According to Investec, the downgrade of Anglo’s and Kinross Gold’s credit rating, and that of another firm, Peruvian gold firm Hochschild Mining, is part of a broad sweep on mining that puts the commodity market somewhere close to four o’clock, just before metal prices start to stabilise.

The hours between 12 and 4 are typified by the initial shock of a crash followed by cost cutting, company liquidations, cuts to dividends, write-downs and credit agency downgrades. As one edges towards 4 it’s about time to start looking at mining shares whereas the period from 8 to 12 is a time to sell when debt rises and there are large flotations.

According to Des Sacco, chairman of iron ore and manganese investment company, Assore, that is starting to happen.

“Prices for iron ore have stabilised to some extent … marginally above the lowest prices while the premium for ‘lumpy’ grade material has also improved slightly,” he said in notes to Assore’s interim figures. “The manganese ore market also appears to have stabilised,” he said.

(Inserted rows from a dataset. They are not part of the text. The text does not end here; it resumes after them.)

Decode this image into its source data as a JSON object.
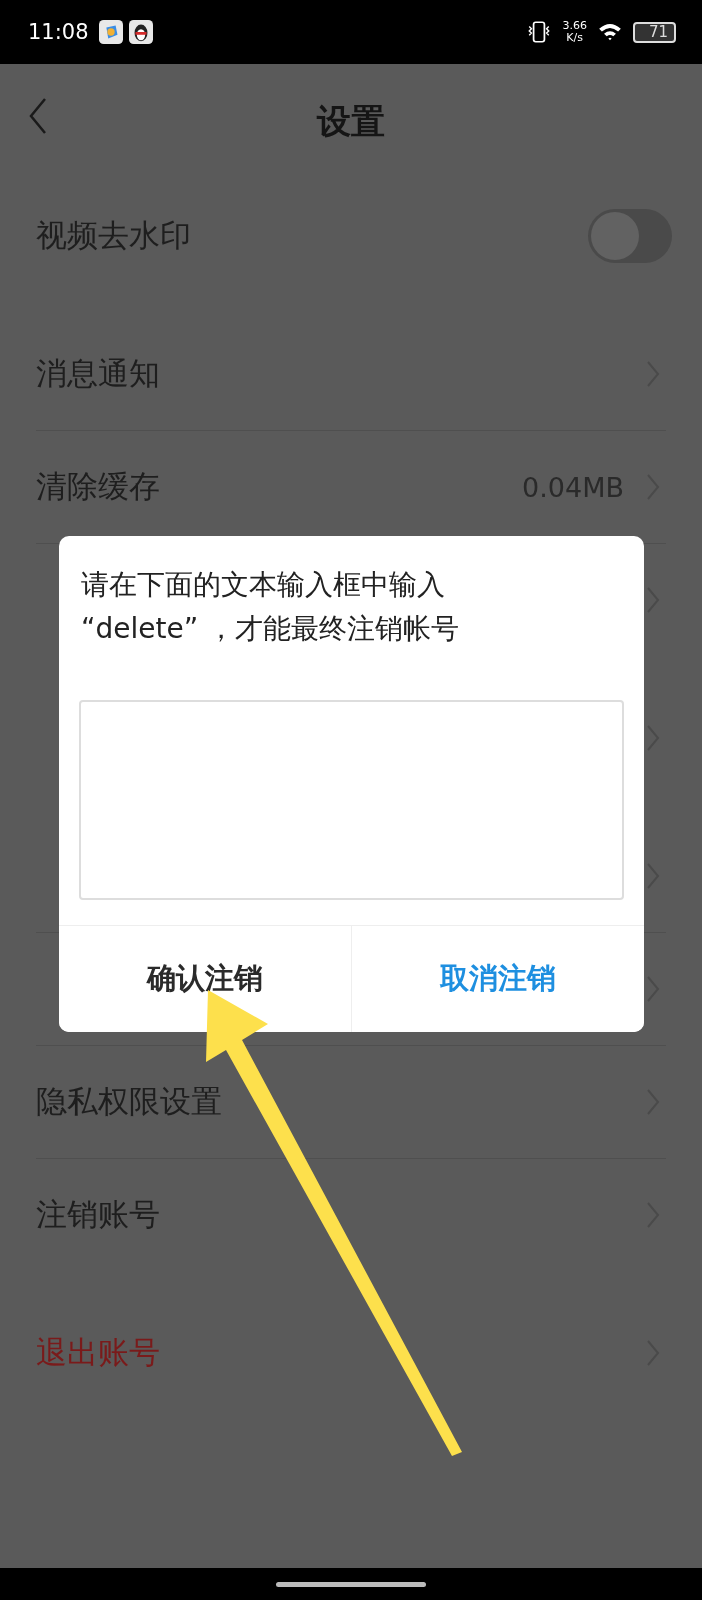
{
  "status_bar": {
    "time": "11:08",
    "speed": "3.66",
    "speed_unit": "K/s",
    "battery": "71"
  },
  "header": {
    "title": "设置"
  },
  "sections": [
    {
      "rows": [
        {
          "kind": "toggle",
          "label": "视频去水印",
          "on": false
        }
      ]
    },
    {
      "rows": [
        {
          "kind": "link",
          "label": "消息通知"
        },
        {
          "kind": "link",
          "label": "清除缓存",
          "value": "0.04MB"
        },
        {
          "kind": "link"
        }
      ]
    },
    {
      "rows": [
        {
          "kind": "link"
        }
      ]
    },
    {
      "rows": [
        {
          "kind": "link"
        },
        {
          "kind": "link"
        },
        {
          "kind": "link",
          "label": "隐私权限设置"
        },
        {
          "kind": "link",
          "label": "注销账号"
        }
      ]
    },
    {
      "rows": [
        {
          "kind": "link",
          "label": "退出账号",
          "danger": true
        }
      ]
    }
  ],
  "dialog": {
    "message_lines": [
      "请在下面的文本输入框中输入",
      "“delete” ，才能最终注销帐号"
    ],
    "buttons": [
      {
        "label": "确认注销",
        "kind": "default"
      },
      {
        "label": "取消注销",
        "kind": "primary"
      }
    ]
  }
}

As you’d expect in these uncertain times, Sacco’s cautious optimism is not universally shared.

Graham Kerr, CEO of South32, a company that competes with Assore for manganese exports, believes not enough is yet being done is curb supply – which he believes is the main problem in the market.

“Production from the Kalahari (in the Northern Cape where most of South Africa’s manganese is produced) has led to most of the incremental manganese supply growth in the market,” said Kerr.

In an interview with Miningmx, he added: “There’s no doubt China is rebalancing. It is a well thought through – though perhaps not well communicated – thing,” he said.

“China may have gone faster in decline that many hoped but we’re still talking about growth in the long-term of anywhere between 4% and 7%. The problem for the industry is supply,” he said, adding that manganese producers should “do their bit” and cut back production.

So when, exactly, will four o’clock roll around so that investors can start looking to pick up mining stocks again?

One trigger is the recapitalisation of the industry, and there’s been evidence of that even in the past week.

Anglo American announced it would buy back some $1.3bn in bonds from investors whilst Glencore unveiled a refinancing of its revolving credit facility for another 12 months.

Said Goldman Sachs: “A positive for Glencore and a good sign for continuing mining liquidity”. It added, however, that although banks were likely to remain accommodating of their mining clients (a good thing), the wider perspective is that continuing liquidity “keeps production in the market and extends the downturn in the cycle”.

If only reading the market were as simple as telling the time.